Broker Name and Date

  • Broker: CGS International Securities
  • Date: October 21, 2024

3Q24 Financial Performance
Keppel DC REIT reported a 3Q24 distribution per unit (DPU) of 2.501 Singapore cents, which represented a year-over-year increase of 6.1% and a quarter-on-quarter rise of 0.4%. The DPU formed 28.9% of CGS International’s FY24 forecast, slightly exceeding expectations at 28.5% of FY24 full-year forecast.

Gross Revenue and Occupancy Rates
Gross property revenue for 3Q24 was S$76.9 million, reflecting a 8.9% increase year-on-year and 4.2% growth quarter-on-quarter. Portfolio occupancy remained stable at 97.6%, though there is a possibility it could dip to around 97.0% due to a non-renewal at the Gore Hill data center in Sydney, which represents a small percentage of the net lettable area and gross rental income.

Positive Lease Reversions and Renewals
The company successfully renewed a significant lease in Singapore with positive reversions exceeding 40%, alongside renewals in Australia, Dublin, and Amsterdam. This trend suggests strong leasing demand across its portfolio. The 3Q24 financial performance was further boosted by positive lease reversions and the contribution from a recently acquired Tokyo data center.

Gearing and Financial Position
Keppel DC REIT’s gearing increased to 39.7% in 3Q24 from 35.8% in 1H24, nearing its internal gearing limit of 40%. The increase was attributed to the acquisition of the Tokyo data center. Despite higher gearing, the REIT maintained a stable interest coverage ratio of 5.1x, with the average cost of debt declining to 3.3%, benefiting from lower cost loans in yen and euros.

Challenges at Gore Hill and Bluesea Arrears
The REIT faces challenges with non-renewals, particularly at the Gore Hill data center in Sydney, where a tenant vacated, impacting 0.5% of the net lettable area. Additionally, Keppel DC REIT is managing arrears from a tenant, Bluesea, which has had an impact on revenue from its China-based data centers. However, Bluesea managed to sign leases for 200-300 racks at the Guangdong data center in 3Q24, reflecting efforts to address occupancy issues.

Strategic Focus on Acquisitions and Growth
During the 3Q24 analyst call, Keppel DC REIT’s management expressed a keen interest in acquisitions in Japan and South Korea, where they see cap rates ranging from 3-7% depending on the market and lease contracts. Management also highlighted organic growth opportunities through asset repositioning and infrastructure upgrades, which may include securing additional power for existing data centers.

Target Price and Ratings
CGS International has revised its target price to S$2.34, up from the previous S$2.11, factoring in improved financial projections for FY24-FY26 due to higher revenue expectations and favorable lease reversions. Despite these positives, CGS International maintained a “Hold” rating, citing the lack of clear catalysts in the short term and a need for resolution regarding Bluesea arrears. The revised dividend per share forecasts for FY24-FY26 show increases between 5.6% to 10.5%.

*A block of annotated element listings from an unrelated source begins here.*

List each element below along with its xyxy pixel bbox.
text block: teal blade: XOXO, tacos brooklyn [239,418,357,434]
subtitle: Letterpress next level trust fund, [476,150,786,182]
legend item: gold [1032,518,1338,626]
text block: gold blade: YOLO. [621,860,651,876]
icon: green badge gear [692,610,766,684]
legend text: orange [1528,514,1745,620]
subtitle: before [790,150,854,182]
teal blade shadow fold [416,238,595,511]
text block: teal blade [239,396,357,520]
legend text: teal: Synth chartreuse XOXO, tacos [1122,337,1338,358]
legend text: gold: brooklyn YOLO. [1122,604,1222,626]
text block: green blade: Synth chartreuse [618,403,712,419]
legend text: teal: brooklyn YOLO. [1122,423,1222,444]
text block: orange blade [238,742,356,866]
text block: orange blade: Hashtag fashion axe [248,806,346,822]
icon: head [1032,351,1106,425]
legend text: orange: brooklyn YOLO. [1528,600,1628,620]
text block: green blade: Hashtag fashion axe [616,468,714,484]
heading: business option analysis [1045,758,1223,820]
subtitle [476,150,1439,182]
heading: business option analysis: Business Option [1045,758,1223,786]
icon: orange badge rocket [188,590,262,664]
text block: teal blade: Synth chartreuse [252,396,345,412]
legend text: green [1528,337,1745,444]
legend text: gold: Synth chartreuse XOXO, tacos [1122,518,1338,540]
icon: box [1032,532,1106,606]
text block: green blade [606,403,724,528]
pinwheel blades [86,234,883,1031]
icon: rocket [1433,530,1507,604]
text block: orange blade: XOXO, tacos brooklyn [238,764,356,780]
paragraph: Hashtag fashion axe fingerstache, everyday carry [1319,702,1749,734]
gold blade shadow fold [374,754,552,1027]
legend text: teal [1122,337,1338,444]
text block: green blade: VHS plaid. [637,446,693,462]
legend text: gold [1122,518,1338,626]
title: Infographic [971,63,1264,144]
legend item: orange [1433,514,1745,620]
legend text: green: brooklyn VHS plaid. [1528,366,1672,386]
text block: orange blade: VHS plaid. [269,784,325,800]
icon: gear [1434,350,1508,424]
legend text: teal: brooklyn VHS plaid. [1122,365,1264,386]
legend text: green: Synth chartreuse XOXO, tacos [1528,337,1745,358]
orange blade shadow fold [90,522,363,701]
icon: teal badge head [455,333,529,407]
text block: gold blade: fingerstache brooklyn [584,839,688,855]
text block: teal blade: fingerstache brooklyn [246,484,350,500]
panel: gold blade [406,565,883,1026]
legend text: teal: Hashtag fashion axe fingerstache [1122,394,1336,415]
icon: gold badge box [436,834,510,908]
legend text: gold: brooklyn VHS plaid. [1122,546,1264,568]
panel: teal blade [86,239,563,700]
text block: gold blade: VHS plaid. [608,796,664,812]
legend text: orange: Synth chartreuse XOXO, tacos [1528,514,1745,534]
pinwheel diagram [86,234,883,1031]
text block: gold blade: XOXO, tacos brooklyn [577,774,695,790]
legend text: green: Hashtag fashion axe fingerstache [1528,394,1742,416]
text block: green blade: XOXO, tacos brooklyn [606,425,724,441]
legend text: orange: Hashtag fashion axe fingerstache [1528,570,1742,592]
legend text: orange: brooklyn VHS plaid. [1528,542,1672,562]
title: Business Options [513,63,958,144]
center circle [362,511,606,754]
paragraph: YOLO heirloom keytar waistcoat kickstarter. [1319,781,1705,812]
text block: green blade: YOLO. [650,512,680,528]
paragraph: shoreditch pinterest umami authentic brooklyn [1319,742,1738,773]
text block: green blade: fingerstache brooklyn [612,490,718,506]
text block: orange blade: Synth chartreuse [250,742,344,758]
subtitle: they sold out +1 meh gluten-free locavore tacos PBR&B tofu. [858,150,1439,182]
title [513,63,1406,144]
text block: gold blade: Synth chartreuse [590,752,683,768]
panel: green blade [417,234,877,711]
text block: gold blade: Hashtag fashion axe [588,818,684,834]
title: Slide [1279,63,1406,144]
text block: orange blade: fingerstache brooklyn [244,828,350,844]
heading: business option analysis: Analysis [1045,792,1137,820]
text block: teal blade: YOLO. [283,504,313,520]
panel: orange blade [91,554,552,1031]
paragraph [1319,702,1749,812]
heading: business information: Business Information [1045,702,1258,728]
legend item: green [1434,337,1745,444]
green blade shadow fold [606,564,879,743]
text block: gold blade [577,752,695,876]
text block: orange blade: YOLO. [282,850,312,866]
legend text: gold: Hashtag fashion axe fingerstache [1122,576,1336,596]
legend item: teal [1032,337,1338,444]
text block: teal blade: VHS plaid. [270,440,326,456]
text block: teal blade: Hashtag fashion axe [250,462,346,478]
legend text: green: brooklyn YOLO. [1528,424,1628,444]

ESG Initiatives and Commitments
Keppel DC REIT continues to emphasize sustainability, earning a C+ combined ESG score from LSEG in 2023, with particularly strong performance in environmental and governance areas. The REIT aims to reduce its Scope 1 and 2 emissions by 50% from the 2019 baseline by 2030, with progress shown by a 13.6% reduction as of 2023. Furthermore, the company has set a goal to use renewable energy for at least 50% of its colocation assets by 2030, achieving 17% renewable energy usage as of 2023.

Key Risks and Future Outlook
Key risks for Keppel DC REIT include the potential for lower-than-expected occupancy, which could affect its topline, as well as the devaluation risk of its China portfolio that might increase its gearing ratio. Upside risks could come from faster-than-expected asset acquisitions, successful collection of Bluesea arrears, and higher rental reversions. CGS International suggests that the FY25F DPU yield of 4.4% is in line with the REIT’s 5-year average.